IRS issues initial guidance for Trump Accounts for eligible children
Treasury and IRS released early rules for the new Trump Account program, including eligibility, contribution limits, investment requirements, and the one-time $1,000 federal pilot contribution.
Overview
The notice outlines how Trump Accounts will operate beginning in 2026. It provides rules for establishing accounts, making contributions, handling investments, and coordinating these accounts with existing IRA rules.
Key Provisions
Elections may be made for any eligible child who has not turned 18 by the end of the election year.
Contributions cannot be made before July 4, 2026.
Children born from 2025 through 2028 who are U.S. citizens qualify for a one-time $1,000 federal contribution under the pilot program.
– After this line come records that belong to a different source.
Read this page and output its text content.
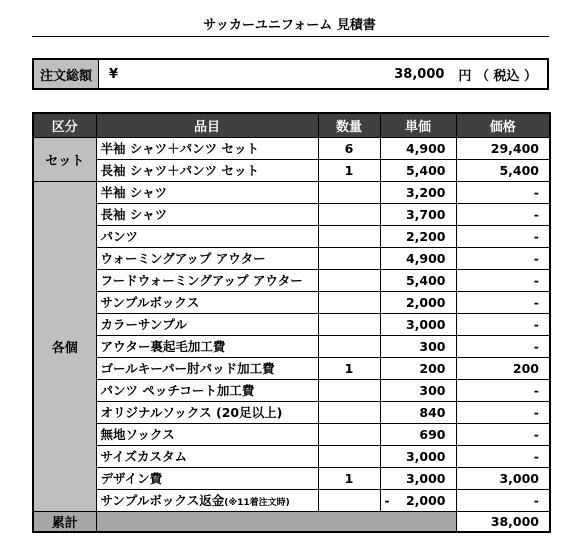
サッカーユニフォーム 見積書
注文総額	¥	38,000	円 （ 税込 ）
区分	品目	数量	単価	価格
セット	半袖 シャツ＋パンツ セット	6	4,900	29,400
	長袖 シャツ＋パンツ セット	1	5,400	5,400
各個	半袖 シャツ		3,200	-
	長袖 シャツ		3,700	-
	パンツ		2,200	-
	ウォーミングアップ アウター		4,900	-
	フードウォーミングアップ アウター		5,400	-
	サンプルボックス		2,000	-
	カラーサンプル		3,000	-
	アウター裏起毛加工費		300	-
	ゴールキーパー肘パッド加工費	1	200	200
	パンツ ペッチコート加工費		300	-
	オリジナルソックス (20足以上)		840	-
	無地ソックス		690	-
	サイズカスタム		3,000	-
	デザイン費	1	3,000	3,000
	サンプルボックス返金(※11着注文時)		- 2,000	-
累計				38,000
Government entities and charities may make qualified general contributions for a defined class of beneficiaries.
Others may contribute up to $5,000 per year.
Employers may contribute up to $2,500 per year for employees or their dependents under an employer program. This counts toward the $5,000 limit and is excluded from taxable income.
Annual limits will be indexed for inflation starting after 2027.
Investments must be in mutual funds or ETFs that track the S&P 500 or another index of primarily American equities.
Withdrawals generally cannot occur before January 1 of the year the child turns 18. After that point, the account is treated as a traditional IRA.
Why It Matters
Establishes the framework needed for trustees, employers, and families to prepare for 2026 implementation.
Clarifies how federal and third-party contributions interact with annual limits.
Aligns post-age-18 treatment with traditional IRA rules, reducing long-term ambiguity.
Provides draft Form 4547 for making elections and enrolling in the pilot program.
Timeline
2025: Notice 2025-68 released with initial regulatory guidance.
January 1, 2025, through December 31, 2028: Birth window for children eligible for the federal $1,000 pilot contribution.
July 4, 2026: Earliest date contributions may be made.
After 2027: Contribution limits indexed for inflation.
Key Facts
An eligible child must have an election made on their behalf by a parent or guardian.
Accounts function as a separate IRA type until the child turns 18.
Early withdrawals are generally prohibited.
Investment options are restricted to broad American equity index funds.
Statutory Framework
Working Families Tax Cuts created Trump Accounts and the associated contribution rules.
Traditional IRA rules apply once the child reaches the applicable age.
Employer contributions follow the requirements of the §128 employer contribution program.
Forward-Looking Implications
Financial institutions will need to prepare account structures consistent with the investment and withdrawal restrictions.
Employers may add Trump Account contributions to benefit programs.
Families with newborns in the covered years may qualify for the federal pilot contribution.
Additional regulations are expected based on comments requested in the notice.
The Takeaway
The IRS released Notice 2025-68 and a draft Form 4547 to begin implementing Trump Accounts starting in 2026.
The notice provides the first operational roadmap for Trump Accounts, outlining eligibility, contributions, investments, and coordination with IRA rules. More detailed regulations will follow as the Treasury reviews public comments.